During this period, the turnover of January futures increased significantly, which practically replaced September futures (25.2 million to 37.6 million, respectively, as of July 29, and 59 million to 1 million as of August 19).
At the same time, prices decreased in the current week (from August 5 to 12, they fluctuated around 723-730.5 yuan/t). The reason for the decrease in iron ore prices is the abnormal heat in some provinces, which led to periodic power outages and the shutdown of many steel plants. On Wednesday, about 20 steel mills in China’s southwestern regions have suspended operations.
The rationing of electricity, which is aimed at overcoming the deficit, is expected to last for at least a week.
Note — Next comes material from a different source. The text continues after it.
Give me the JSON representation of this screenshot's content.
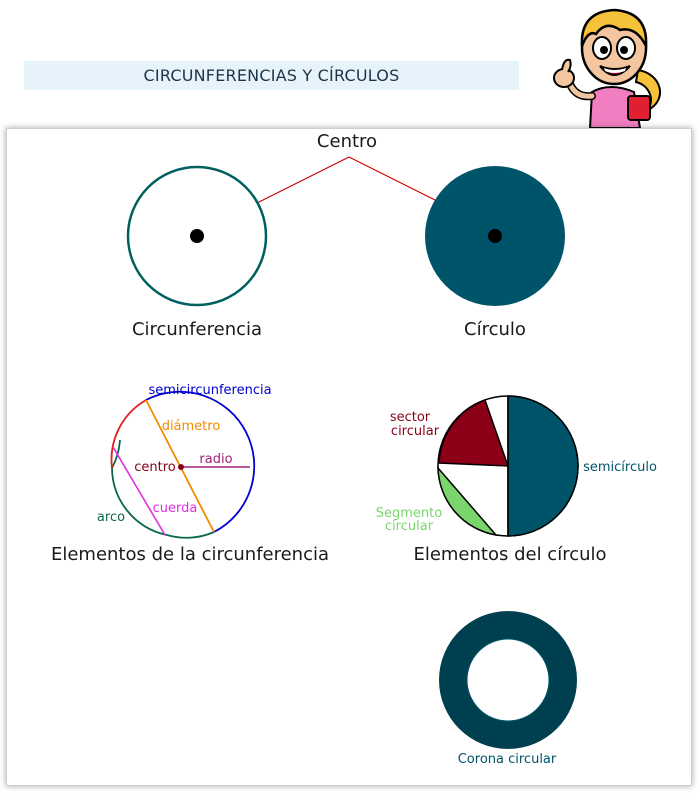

“Our base case scenario is that power rationing this time should be softer than last year in terms of duration and scale,” JP Morgan analysts said in comments to Reuters.
At the same time, stocks of imported iron ore in China’s ports have grown steadily over the past seven weeks and as of August 12 reached 138.6 million tons, which is the highest index since mid-May.
As GMK Center reported earlier, the investment bank Goldman Sachs predicts a drop in the price of ore in the third quarter to $70/t. This forecast is based on the crisis in the Chinese real estate market.
China is the largest producer of steel in the world. In 2021 Chinese steelmakers reduced steel production by 3% compared to 2020, to 1.03 billion tons. In 2022, the country plans to continue reduce production.